Schüler*innen mit unterschiedlichem Migrationshintergrund in einer Klasse von hinten fotografiert

Sam Balye/Unsplash

gem. Antrag: Förderung von Inklusionsschüler*innen in Berufsintegrationsklassen

Verlangsamtes Lernen, mangelnde Impulskontrolle, Aggressionen und eine sozial-emotionale Auffälligkeit sowie Bedürftigkeit: Die Wahrscheinlichkeit, dass in den Berufsintegrationsklassen der Berufsschulen, in denen junge Menschen mit Sprachdefiziten lernen, auch Schüler*innen“ mit Förderbedarf sitzen, ist hoch. Dies ist vor allem im Bereich der „sprachlernenden“ Schüler*innen ein sehr sensibles Thema – insbesondere da es hier Schüler*innen mit Lese-Rechtschreib-Schwächen mit Förderbedarf gibt, der ihnen jedoch nicht attestiert wird.
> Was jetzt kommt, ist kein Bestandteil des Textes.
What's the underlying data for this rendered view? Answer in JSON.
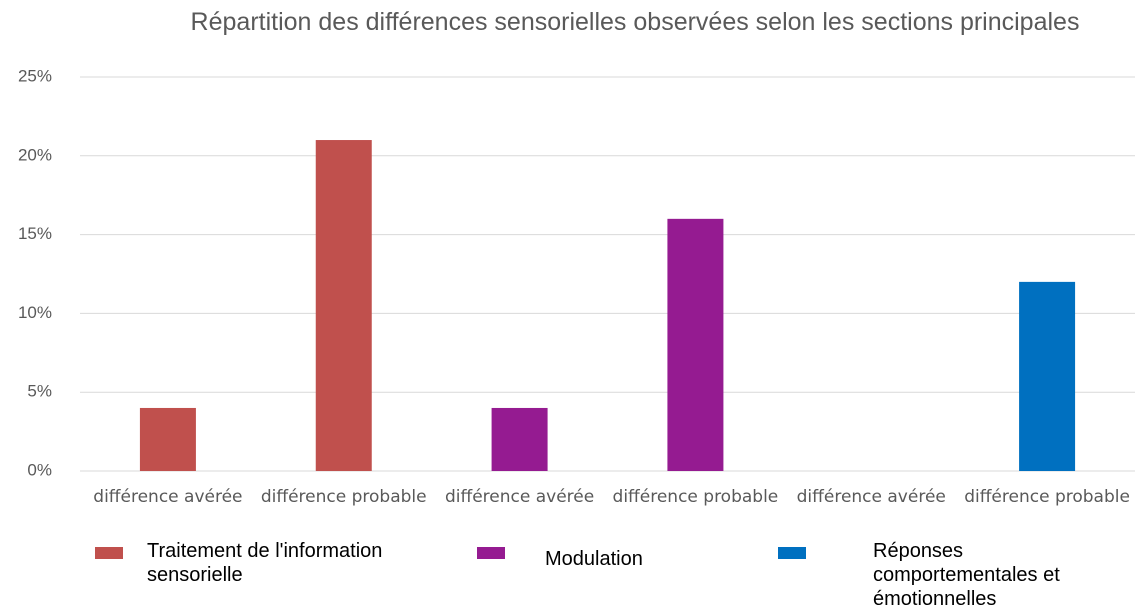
{
  "chart_data": {
    "type": "bar",
    "title": "Répartition des différences sensorielles observées  selon les sections principales",
    "categories": [
      "différence avérée",
      "différence probable",
      "différence avérée",
      "différence probable",
      "différence avérée",
      "différence probable"
    ],
    "series": [
      {
        "name": "Traitement de l'information sensorielle",
        "color": "#c0504d",
        "values": [
          4,
          21,
          null,
          null,
          null,
          null
        ]
      },
      {
        "name": "Modulation",
        "color": "#951b91",
        "values": [
          null,
          null,
          4,
          16,
          null,
          null
        ]
      },
      {
        "name": "Réponses comportementales et émotionnelles",
        "color": "#0070c0",
        "values": [
          null,
          null,
          null,
          null,
          0,
          12
        ]
      }
    ],
    "ylim": [
      0,
      25
    ],
    "yticks": [
      {
        "value": 0,
        "label": "0%"
      },
      {
        "value": 5,
        "label": "5%"
      },
      {
        "value": 10,
        "label": "10%"
      },
      {
        "value": 15,
        "label": "15%"
      },
      {
        "value": 20,
        "label": "20%"
      },
      {
        "value": 25,
        "label": "25%"
      }
    ],
    "grid": true,
    "legend": "bottom"
  }
}
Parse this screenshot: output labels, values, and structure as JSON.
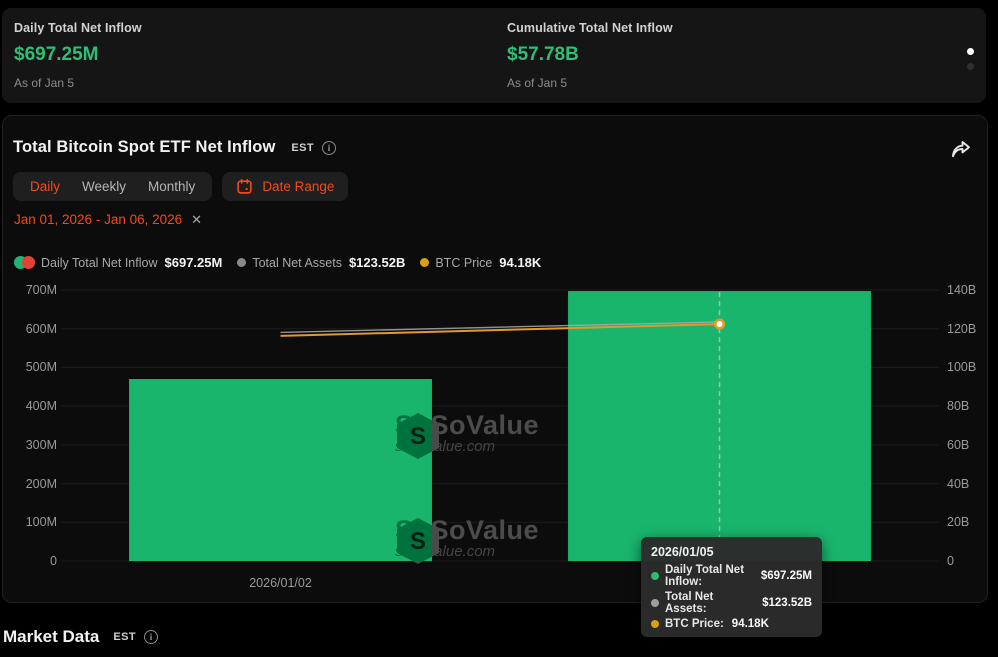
{
  "stats": {
    "cards": [
      {
        "label": "Daily Total Net Inflow",
        "value": "$697.25M",
        "asof": "As of Jan 5"
      },
      {
        "label": "Cumulative Total Net Inflow",
        "value": "$57.78B",
        "asof": "As of Jan 5"
      }
    ]
  },
  "chart_card": {
    "title": "Total Bitcoin Spot ETF Net Inflow",
    "timezone": "EST",
    "tabs": [
      "Daily",
      "Weekly",
      "Monthly"
    ],
    "active_tab": "Daily",
    "date_range_label": "Date Range",
    "selected_range": "Jan 01, 2026 - Jan 06, 2026",
    "clear_icon": "✕",
    "legend": [
      {
        "label": "Daily Total Net Inflow",
        "value": "$697.25M"
      },
      {
        "label": "Total Net Assets",
        "value": "$123.52B"
      },
      {
        "label": "BTC Price",
        "value": "94.18K"
      }
    ],
    "watermark": {
      "brand": "SoSoValue",
      "domain": "sosovalue.com"
    }
  },
  "chart_data": {
    "type": "bar",
    "categories": [
      "2026/01/02",
      "2026/01/05"
    ],
    "series": [
      {
        "name": "Daily Total Net Inflow",
        "type": "bar",
        "unit": "USD(M)",
        "values": [
          470,
          697.25
        ],
        "color": "#19b56d"
      },
      {
        "name": "Total Net Assets",
        "type": "line",
        "unit": "USD(B)",
        "values": [
          118.1,
          123.52
        ],
        "color": "#a9a9a9"
      },
      {
        "name": "BTC Price",
        "type": "line",
        "unit": "K",
        "values": [
          93.1,
          94.18
        ],
        "color": "#e09a2d"
      }
    ],
    "left_axis": {
      "label": "Net Inflow",
      "ticks": [
        "700M",
        "600M",
        "500M",
        "400M",
        "300M",
        "200M",
        "100M",
        "0"
      ],
      "max": 700,
      "min": 0
    },
    "right_axis": {
      "label": "Total Net Assets",
      "ticks": [
        "140B",
        "120B",
        "100B",
        "80B",
        "60B",
        "40B",
        "20B",
        "0"
      ],
      "max": 140,
      "min": 0
    },
    "x_labels_visible": [
      "2026/01/02"
    ],
    "grid": true,
    "legend_position": "top-left",
    "highlighted_category": "2026/01/05"
  },
  "tooltip": {
    "date": "2026/01/05",
    "rows": [
      {
        "label": "Daily Total Net Inflow:",
        "value": "$697.25M",
        "color": "#2ebd70"
      },
      {
        "label": "Total Net Assets:",
        "value": "$123.52B",
        "color": "#9e9e9e"
      },
      {
        "label": "BTC Price:",
        "value": "94.18K",
        "color": "#d9a013"
      }
    ]
  },
  "market_data": {
    "title": "Market Data",
    "timezone": "EST"
  },
  "colors": {
    "accent_orange": "#f4481c",
    "positive_green": "#2fbe75",
    "bar_green": "#19b56d",
    "btc_yellow": "#d9a013",
    "outflow_red": "#e14334"
  }
}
De facto handelt es sich bei diesen Fällen um Förderklassen, die so aber nicht genannt werden und deshalb auch keine entsprechende Unterstützung erhalten. Dies hat zur Folge – sollte es auch zukünftig keine spezielle Förderung geben – dass sich die Perspektiven für die Schüler*innen sehr negativ entwickeln.

Diesen Schüler*innen fehlt häufig die öffentliche Lobby. Zudem ist eine Unterstützung seitens der Eltern oftmals nicht möglich, da auch diese meist nicht über genügend Sprachkompetenz und Kenntnisse des deutschen Bildungssystems verfügen, um Einspruch einlegen zu können. Somit drohen den betroffenen Schüler*innen massivste Bildungsnachteile. Gerade die vielen Monate der Corona-Beschulung haben die bereits vorher schwierige Situation noch verstärkt – das Erlernen der deutschen Sprache im Zusammenhang mit einem Schulabschluss im beruflichen Bereich und einem möglichen Förderschwerpunkt wird extrem erschwert.

Wir stellen deshalb zur Behandlung im zuständigen Ausschuss folgenden Antrag:

  • Die Verwaltung berichtet,
  • wie viele Schüler*innen in den Berufsintegrationsklassen einen offensichtlichen Förderbedarf haben, auch wenn dieser nicht attestiert ist – aufgeschlüsselt nach Förderbedarf.
  • welche Unterstützungsmaßnahmen zur Attestierung der Förderbedarfe sowie zur individuellen Förderung im Rahmen der Inklusion ergriffen werden können.
  • welche Möglichkeiten der speziellen Förderung für diese Schüler*innen geplant sind.
  • ob eine Alternativlösung mit einem „Zwischenschuljahr“ (zusätzlich zu Eingangs- und Abschlussklassen) mit mehr Förderung für Schüler*innen mit Lernproblemen durchführbar ist. Hierzu nimmt die Stadt – sofern möglich – Verhandlungen mit der Regierung von Mittelfranken beziehungsweise dem bayerischen Kultusministerium auf.
  • welche Möglichkeiten des digitalen Lernens für die Schüler*innen der Berufsintegrationsklassen bestehen.
  • inwieweit weiterhin die Möglichkeit besteht, unterjährig zusätzliche Klassen einzurichten, um Schüler*innen aufzufangen.
  • welche Folgen es hat, wenn Schüler*innen das Klassenziel nicht erreichen.
  • wie viele Schüler*innen in den Berufsschulen aufgrund dieses Förderbedarfs keinen Abschluss erreichen.